Casino is the most immediate and fun of the five pieces featured here, and that's mostly by virtue of its first movement, where Bimstein's laconic, matter-of-fact commentary on gambling is synced to a bed of dance beats and electronic slot machine sounds. The remaining two movements, based out of similar stuff, sustain the interest without improving the piece or moving forward on its earlier ideas. In addition, one gets a sense that collaborating artists Sierra Wind Quintet have to wait awhile, particularly in the third movement, to get involved into the texture.
Half Moon at Checkerboard Mesa uses beds that are rhythmically similar to Casino, although built out of natural, rather than electronic, sounds. Oboist Stephen Caplan plays along with a very busy electronic texture, but in this instance, the oboe part clearly comes across as a solo most of the time. The Bushy Wushy Rag marries the reminiscences of a Busch Stadium beer vendor with a rhythm track made up of baseball sounds while the Chamber Players Equinox perform mutations on Scott Joplin and W.C. Handy. The Bushy Wushy Rag is clever and would make for great radio fodder, but it runs a little longer than it needs to. Rockville Utah 1926 is a departure from the rest, as it is a string quartet playing music evolved from Garland Hirschi's Cows with no electronic component. While the Abramyan String Quartet plays it nicely, the artificial reverberation employed in the recording doesn't sound natural or suit the music well.

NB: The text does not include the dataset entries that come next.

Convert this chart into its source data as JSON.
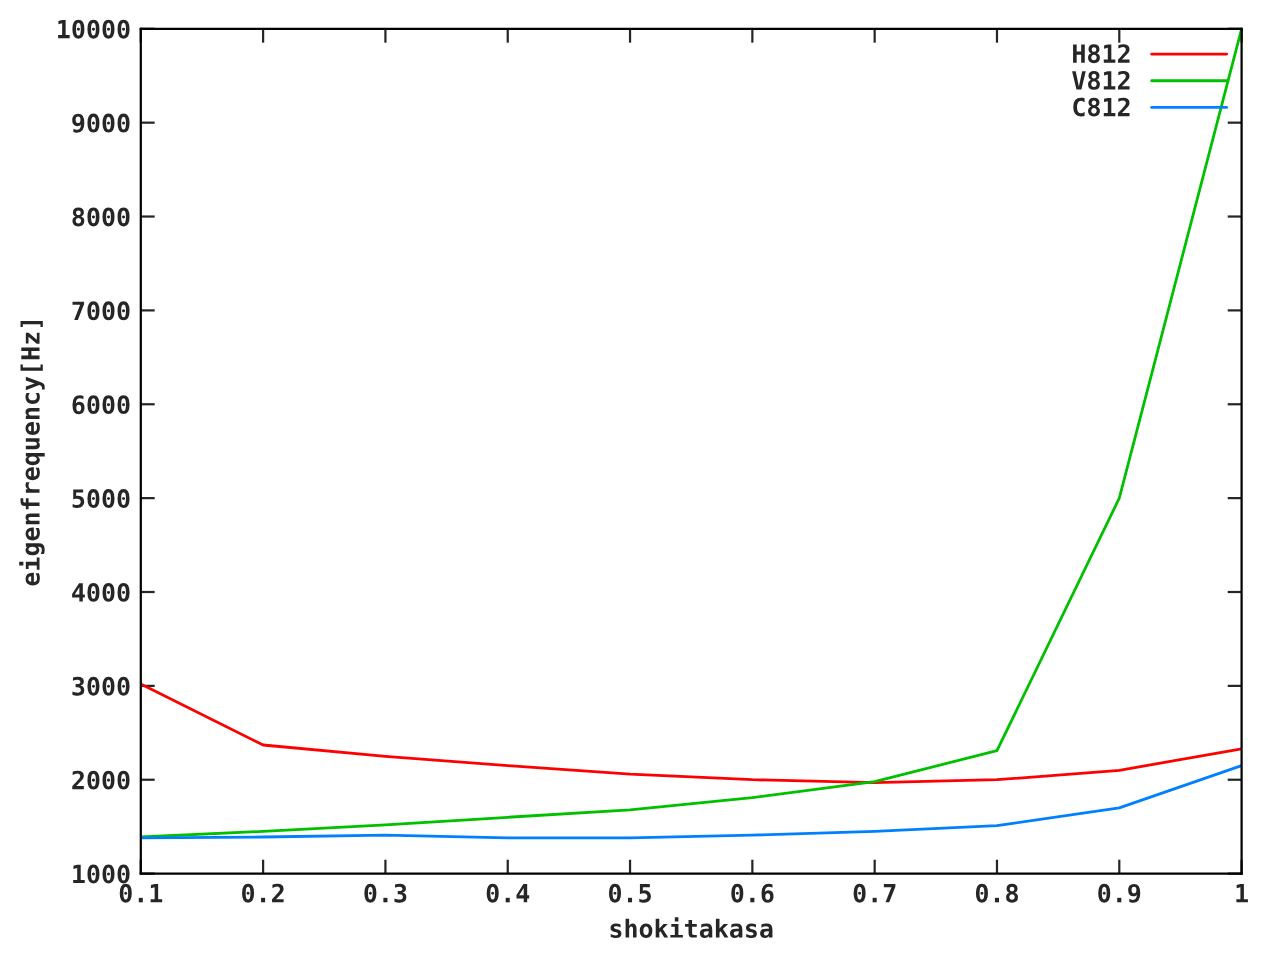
{
  "chart_data": {
    "type": "line",
    "xlabel": "shokitakasa",
    "ylabel": "eigenfrequency[Hz]",
    "x": [
      0.1,
      0.2,
      0.3,
      0.4,
      0.5,
      0.6,
      0.7,
      0.8,
      0.9,
      1
    ],
    "series": [
      {
        "name": "H812",
        "color": "#ff0000",
        "values": [
          3020,
          2370,
          2250,
          2150,
          2060,
          2000,
          1970,
          2000,
          2100,
          2330
        ]
      },
      {
        "name": "V812",
        "color": "#00c000",
        "values": [
          1390,
          1450,
          1520,
          1600,
          1680,
          1810,
          1980,
          2310,
          5000,
          10000
        ]
      },
      {
        "name": "C812",
        "color": "#0080ff",
        "values": [
          1380,
          1390,
          1410,
          1380,
          1380,
          1410,
          1450,
          1510,
          1700,
          2150
        ]
      }
    ],
    "xlim": [
      0.1,
      1
    ],
    "xticks": [
      0.1,
      0.2,
      0.3,
      0.4,
      0.5,
      0.6,
      0.7,
      0.8,
      0.9,
      1
    ],
    "ylim": [
      1000,
      10000
    ],
    "yticks": [
      1000,
      2000,
      3000,
      4000,
      5000,
      6000,
      7000,
      8000,
      9000,
      10000
    ],
    "grid": false,
    "legend": "top right",
    "marker": "none",
    "line_style": "solid"
  }
}
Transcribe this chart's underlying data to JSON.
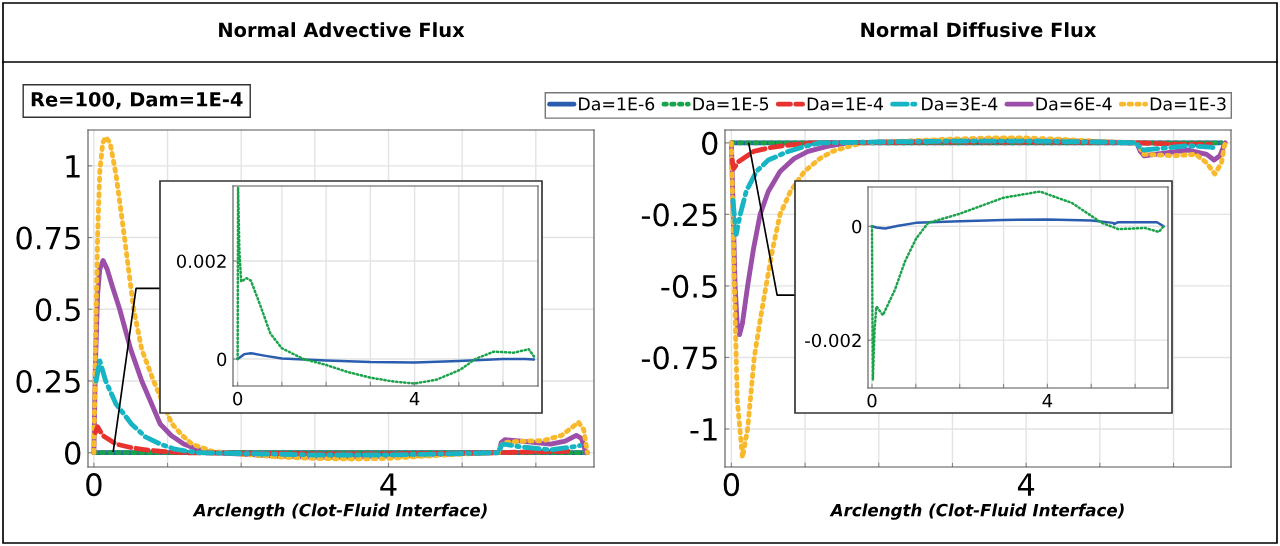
{
  "chart_data": [
    {
      "type": "line",
      "title": "Normal Advective Flux",
      "xlabel": "Arclength (Clot-Fluid Interface)",
      "annotations": [
        "Re=100, Dam=1E-4"
      ],
      "grid": true,
      "xlim": [
        -0.08,
        6.79
      ],
      "xticks": [
        0,
        {
          "value": 1,
          "label": null
        },
        {
          "value": 2,
          "label": null
        },
        {
          "value": 3,
          "label": null
        },
        4,
        {
          "value": 5,
          "label": null
        },
        {
          "value": 6,
          "label": null
        }
      ],
      "ylim": [
        -0.05,
        1.125
      ],
      "yticks": [
        0,
        0.25,
        0.5,
        0.75,
        1
      ],
      "series": [
        {
          "color": "#2a5db0",
          "line_style": "solid",
          "x": [
            0,
            6.7
          ],
          "values": [
            0,
            0
          ]
        },
        {
          "color": "#1aa34a",
          "line_style": "dotted",
          "x": [
            0,
            6.7
          ],
          "values": [
            0,
            0
          ]
        },
        {
          "color": "#e8322f",
          "line_style": "dashed",
          "x": [
            0.02,
            0.05,
            0.12,
            0.3,
            0.5,
            0.7,
            0.9,
            1.2,
            2,
            3,
            4,
            5,
            5.5,
            6,
            6.5
          ],
          "values": [
            0.07,
            0.09,
            0.06,
            0.03,
            0.018,
            0.01,
            0.005,
            0,
            -0.002,
            -0.004,
            -0.004,
            -0.002,
            0,
            0.003,
            0.005
          ]
        },
        {
          "color": "#17b5c4",
          "line_style": "dashdot",
          "x": [
            0.03,
            0.08,
            0.16,
            0.3,
            0.51,
            0.7,
            0.9,
            1.1,
            1.4,
            2,
            3,
            4,
            5,
            5.5,
            5.53,
            5.56,
            5.8,
            6.2,
            6.5,
            6.6
          ],
          "values": [
            0.25,
            0.32,
            0.25,
            0.17,
            0.1,
            0.055,
            0.03,
            0.012,
            0,
            -0.003,
            -0.008,
            -0.008,
            -0.003,
            0,
            0.025,
            0.03,
            0.02,
            0.01,
            0.02,
            0.025
          ]
        },
        {
          "color": "#9b4fa8",
          "line_style": "solid",
          "x": [
            0,
            0.02,
            0.05,
            0.08,
            0.125,
            0.18,
            0.25,
            0.35,
            0.5,
            0.65,
            0.8,
            0.9,
            1.05,
            1.22,
            1.4,
            1.6,
            2.0,
            2.5,
            3.0,
            3.5,
            4.0,
            4.5,
            5.0,
            5.5,
            5.53,
            5.58,
            5.8,
            6.2,
            6.4,
            6.55,
            6.62,
            6.68
          ],
          "values": [
            0,
            0.3,
            0.55,
            0.64,
            0.67,
            0.64,
            0.58,
            0.5,
            0.36,
            0.25,
            0.16,
            0.1,
            0.06,
            0.03,
            0.012,
            0,
            -0.005,
            -0.012,
            -0.015,
            -0.015,
            -0.013,
            -0.008,
            -0.003,
            0,
            0.035,
            0.045,
            0.04,
            0.03,
            0.04,
            0.06,
            0.05,
            0
          ]
        },
        {
          "color": "#f9b92c",
          "line_style": "dotted",
          "x": [
            0,
            0.02,
            0.05,
            0.08,
            0.12,
            0.16,
            0.22,
            0.3,
            0.4,
            0.54,
            0.65,
            0.81,
            1.06,
            1.2,
            1.33,
            1.6,
            2.0,
            2.5,
            3.0,
            3.5,
            4.0,
            4.5,
            5.0,
            5.5,
            5.52,
            5.56,
            5.8,
            6.1,
            6.35,
            6.5,
            6.58,
            6.65,
            6.7
          ],
          "values": [
            0,
            0.35,
            0.75,
            0.98,
            1.08,
            1.1,
            1.08,
            0.97,
            0.78,
            0.5,
            0.36,
            0.25,
            0.1,
            0.06,
            0.03,
            0.005,
            -0.005,
            -0.015,
            -0.02,
            -0.022,
            -0.02,
            -0.012,
            -0.005,
            0,
            0.02,
            0.035,
            0.04,
            0.042,
            0.06,
            0.09,
            0.106,
            0.08,
            0
          ]
        }
      ]
    },
    {
      "type": "line",
      "grid": true,
      "xlim": [
        -0.105,
        6.79
      ],
      "xticks": [
        0,
        {
          "value": 1,
          "label": null
        },
        {
          "value": 2,
          "label": null
        },
        {
          "value": 3,
          "label": null
        },
        4,
        {
          "value": 5,
          "label": null
        },
        {
          "value": 6,
          "label": null
        }
      ],
      "ylim": [
        -0.00055,
        0.00353
      ],
      "yticks": [
        0,
        0.002
      ],
      "series": [
        {
          "color": "#2a5db0",
          "line_style": "solid",
          "x": [
            0,
            0.15,
            0.3,
            0.6,
            1.0,
            2.0,
            3.0,
            4.0,
            5.0,
            5.5,
            6.0,
            6.5,
            6.7
          ],
          "values": [
            0,
            0.0001,
            0.00012,
            7e-05,
            1e-05,
            -3e-05,
            -6e-05,
            -7e-05,
            -4e-05,
            -2e-05,
            0,
            0,
            -1e-05
          ]
        },
        {
          "color": "#1aa34a",
          "line_style": "dotted",
          "x": [
            0,
            0.01,
            0.04,
            0.08,
            0.2,
            0.3,
            0.51,
            0.74,
            1.0,
            1.49,
            2.0,
            2.47,
            3.0,
            3.53,
            4.0,
            4.5,
            5.03,
            5.37,
            5.79,
            6.24,
            6.58,
            6.7
          ],
          "values": [
            0,
            0.0035,
            0.0022,
            0.00158,
            0.00165,
            0.0016,
            0.0011,
            0.00052,
            0.00022,
            0,
            -0.00012,
            -0.00026,
            -0.00038,
            -0.00046,
            -0.0005,
            -0.00042,
            -0.00022,
            0,
            0.00015,
            0.00013,
            0.0002,
            5e-05
          ]
        }
      ]
    },
    {
      "type": "line",
      "title": "Normal Diffusive Flux",
      "xlabel": "Arclength (Clot-Fluid Interface)",
      "grid": true,
      "legend": "top",
      "xlim": [
        -0.087,
        6.78
      ],
      "xticks": [
        0,
        {
          "value": 1,
          "label": null
        },
        {
          "value": 2,
          "label": null
        },
        {
          "value": 3,
          "label": null
        },
        4,
        {
          "value": 5,
          "label": null
        },
        {
          "value": 6,
          "label": null
        }
      ],
      "ylim": [
        -1.133,
        0.045
      ],
      "yticks": [
        0,
        -0.25,
        -0.5,
        -0.75,
        -1
      ],
      "series": [
        {
          "name": "Da=1E-6",
          "color": "#2a5db0",
          "line_style": "solid",
          "x": [
            0,
            6.65
          ],
          "values": [
            0,
            0
          ]
        },
        {
          "name": "Da=1E-5",
          "color": "#1aa34a",
          "line_style": "dotted",
          "x": [
            0,
            6.65
          ],
          "values": [
            0,
            0
          ]
        },
        {
          "name": "Da=1E-4",
          "color": "#e8322f",
          "line_style": "dashed",
          "x": [
            0.01,
            0.03,
            0.1,
            0.3,
            0.5,
            0.7,
            1.1,
            2,
            3,
            4,
            5,
            5.5,
            6,
            6.5
          ],
          "values": [
            -0.06,
            -0.09,
            -0.065,
            -0.03,
            -0.018,
            -0.01,
            0,
            0.002,
            0.003,
            0.003,
            0.002,
            0,
            -0.004,
            -0.005
          ]
        },
        {
          "name": "Da=3E-4",
          "color": "#17b5c4",
          "line_style": "dashdot",
          "x": [
            0.02,
            0.065,
            0.12,
            0.2,
            0.34,
            0.5,
            0.77,
            1.0,
            1.2,
            2,
            3,
            4,
            5,
            5.5,
            5.55,
            5.6,
            6.2,
            6.5,
            6.6
          ],
          "values": [
            -0.2,
            -0.32,
            -0.25,
            -0.17,
            -0.1,
            -0.06,
            -0.03,
            -0.012,
            0,
            0.003,
            0.006,
            0.006,
            0.003,
            0,
            -0.02,
            -0.025,
            -0.01,
            -0.015,
            -0.02
          ]
        },
        {
          "name": "Da=6E-4",
          "color": "#9b4fa8",
          "line_style": "solid",
          "x": [
            0,
            0.02,
            0.05,
            0.08,
            0.11,
            0.15,
            0.22,
            0.3,
            0.39,
            0.5,
            0.66,
            0.85,
            1.04,
            1.3,
            1.58,
            2.5,
            3.5,
            4.5,
            5.5,
            5.55,
            5.6,
            5.9,
            6.2,
            6.45,
            6.55,
            6.63,
            6.7
          ],
          "values": [
            0,
            -0.2,
            -0.5,
            -0.64,
            -0.67,
            -0.63,
            -0.5,
            -0.37,
            -0.25,
            -0.17,
            -0.1,
            -0.055,
            -0.03,
            -0.012,
            0,
            0.005,
            0.01,
            0.008,
            0,
            -0.03,
            -0.045,
            -0.035,
            -0.025,
            -0.04,
            -0.06,
            -0.045,
            0
          ]
        },
        {
          "name": "Da=1E-3",
          "color": "#f9b92c",
          "line_style": "dotted",
          "x": [
            0,
            0.02,
            0.04,
            0.08,
            0.15,
            0.22,
            0.31,
            0.39,
            0.47,
            0.56,
            0.66,
            0.8,
            0.99,
            1.2,
            1.37,
            1.6,
            1.8,
            2.5,
            3.0,
            3.5,
            4.0,
            4.5,
            5.0,
            5.5,
            5.55,
            5.6,
            6.0,
            6.3,
            6.45,
            6.56,
            6.65,
            6.7
          ],
          "values": [
            0,
            -0.25,
            -0.5,
            -0.9,
            -1.1,
            -1.0,
            -0.75,
            -0.62,
            -0.5,
            -0.37,
            -0.25,
            -0.17,
            -0.1,
            -0.055,
            -0.03,
            -0.012,
            0,
            0.008,
            0.013,
            0.017,
            0.017,
            0.012,
            0.005,
            0,
            -0.02,
            -0.04,
            -0.045,
            -0.04,
            -0.07,
            -0.109,
            -0.07,
            0
          ]
        }
      ]
    },
    {
      "type": "line",
      "grid": true,
      "xlim": [
        -0.091,
        6.75
      ],
      "xticks": [
        0,
        {
          "value": 1,
          "label": null
        },
        {
          "value": 2,
          "label": null
        },
        {
          "value": 3,
          "label": null
        },
        4,
        {
          "value": 5,
          "label": null
        },
        {
          "value": 6,
          "label": null
        }
      ],
      "ylim": [
        -0.00284,
        0.00069
      ],
      "yticks": [
        0,
        -0.002
      ],
      "series": [
        {
          "color": "#2a5db0",
          "line_style": "solid",
          "x": [
            0,
            0.1,
            0.3,
            0.6,
            1.0,
            2.0,
            3.0,
            4.0,
            5.0,
            5.5,
            5.52,
            5.6,
            6.0,
            6.5,
            6.65
          ],
          "values": [
            0,
            -2e-05,
            -4e-05,
            1e-05,
            6e-05,
            9e-05,
            0.00011,
            0.00012,
            0.0001,
            6e-05,
            4e-05,
            7e-05,
            7e-05,
            7e-05,
            0
          ]
        },
        {
          "color": "#1aa34a",
          "line_style": "dotted",
          "x": [
            0,
            0.01,
            0.02,
            0.06,
            0.1,
            0.25,
            0.52,
            0.75,
            1.01,
            1.28,
            2.0,
            2.99,
            3.83,
            4.56,
            5.24,
            5.62,
            6.23,
            6.54,
            6.65
          ],
          "values": [
            0,
            -0.0015,
            -0.0027,
            -0.0018,
            -0.00141,
            -0.00156,
            -0.00112,
            -0.00062,
            -0.00021,
            6e-05,
            0.00022,
            0.0005,
            0.00061,
            0.00041,
            6e-05,
            -5e-05,
            -3e-05,
            -0.0001,
            0
          ]
        }
      ]
    }
  ]
}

You'll want to take a break before proceeding onto Larkin Gifford's Harmonica, as it is the longest work on the disc and the one most fully invested in the MIDI environment that serves as Bimstein's basic "score." Larkin Gifford, a near 100-year-old neighbor of Bimstein's, plays his harmonica and tells stories about his long life. By way of accompaniment, Bimstein creates a new musical texture out of notes singled out from Gifford's harmonica playing. Like The Bushy Wushy Rag, Larkin Gifford's Harmonica would make for great public radio fodder, but one is led to wonder if this will work as well in the listening room as it would on the radio in the car. Perhaps this is where Larkin Gifford's Harmonica would work best -- on a long road trip out in areas of the country where one cannot find anything good to listen to on the radio. However, Bimstein is really quite skilled at pulling together these electronic montages and composers of computer music really should take note of Larkin Gifford's Harmonica as it provides an inspired blueprint for a kind of sound design that is part documentarian, part classical composition, and part audio art. In purely technical terms, Larkin Gifford's Harmonica is very well done, no matter how the content of the pieces, and their point of view, may strike you.